Paul Gilligan is a clinical psychologist and the chief executive of St Patrick’s Mental Health Services in Dublin:

This brutally honest account of life in a psychiatric institution not only provides us with a stark reminder of how badly Irish society failed those with mental health difficulties in the past, but also forces us to consider whether things have really changed that much.

The life-sentence nature of psychiatric detention – at the complete discretion of a psychiatrist without any recourse to independent review or appeal – represented abuse of a fundamental right to freedom and choice unseen in any other realm of society. The institutionalisation and emotional subservience of inpatients was a sad and inevitable consequence.

This system was ingrained throughout all aspects of society: government policy, the legislative system, the psychiatric care system, and was reinforced by public beliefs and attitudes.
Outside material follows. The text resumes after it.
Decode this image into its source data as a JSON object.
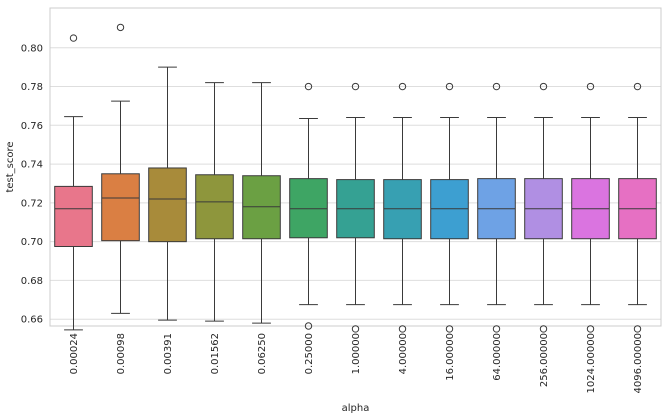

The nature of inpatient mental-health care has changed fundamentally since then. Involuntary detention of people with mental-health difficulties is now much less likely, and where it occurs is governed by legislative procedures, which guarantee necessity and the right of appeal and review.

Reading this account reminds us of the failures of the past but, more importantly, provides us with a renewed momentum to ensure these mistakes are not repeated. Changes to legislation, policy and service delivery are not enough. A fundamental shift in public attitudes is required.

Mental-health awareness must become a core part of the school curriculum, and ongoing professional training is needed to tackle the negative beliefs among clinicians, policy makers and health managers. Encouraging people to talk about their distress and seek help when they require it is imperative.

Mistakes of the past are easy to acknowledge but harder to rectify. Acknowledging our own experiences and fears about mental health, confronting our biases and educating ourselves on the true nature of mental health and wellbeing is essential.